Veg stock was an entirely different story. The most common way was for cooks to throw all and any vegetable scraps/peelings into a pot. That pot would be on the stove all day. Those veg stocks never looked good to me. I thought it was sort of funny: we were taught how to be consistent and precise in all other aspects of cooking, but the veg stock wasn’t treated with the same respect. It was a cost savings measure, a way for the chef to squeeze as much flavor out of the vegetables that he/she paid for. Didn’t matter that the asparagus and potato peelings, cabbage roots, cauliflower and broccoli stems gave horrible colors, flavors and aromas to the broth.
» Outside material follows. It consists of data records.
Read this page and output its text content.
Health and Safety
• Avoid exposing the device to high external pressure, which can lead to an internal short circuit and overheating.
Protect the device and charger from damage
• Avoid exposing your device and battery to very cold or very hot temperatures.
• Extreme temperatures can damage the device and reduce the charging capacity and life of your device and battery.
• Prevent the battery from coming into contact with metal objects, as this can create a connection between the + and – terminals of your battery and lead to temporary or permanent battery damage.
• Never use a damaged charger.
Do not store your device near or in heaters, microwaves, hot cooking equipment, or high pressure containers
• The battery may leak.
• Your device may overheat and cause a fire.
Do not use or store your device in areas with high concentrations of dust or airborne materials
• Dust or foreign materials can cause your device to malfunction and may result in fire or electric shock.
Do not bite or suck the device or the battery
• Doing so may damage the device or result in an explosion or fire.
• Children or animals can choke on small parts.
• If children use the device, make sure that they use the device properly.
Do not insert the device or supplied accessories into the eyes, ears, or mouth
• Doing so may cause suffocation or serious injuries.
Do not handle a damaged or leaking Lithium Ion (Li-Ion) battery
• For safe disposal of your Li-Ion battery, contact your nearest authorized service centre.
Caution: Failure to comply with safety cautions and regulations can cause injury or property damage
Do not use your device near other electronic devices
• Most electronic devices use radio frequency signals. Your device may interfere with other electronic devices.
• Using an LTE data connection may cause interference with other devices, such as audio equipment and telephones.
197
Thomas Keller (chef at French Laundry) introduced me to a different concept. Vegetable soups there were typically about one single ingredient. He said, make a light and clean veg stock so that you taste the main ingredient in the soup. If you’re making soup with something light and delicate (potato, sunchoke, zucchini), you taste the potato or sunchoke, not the stock. And if you’re making soup with something with a stronger flavor, like parsnips, or peppers, then the light, clean stock won’t muddle those flavors.
Clover’s veg stock is heavily influenced by that idea (of course, we don’t grind our mirepoix in a meat grinder the way Thomas does). If you want to make ours at home, we roughly chop onions, celery, carrots, leek tops, bay leaves, thyme and parsley stems, and simmer them for awhile with a couple peppercorns in a large pot of water. Strain and use as needed.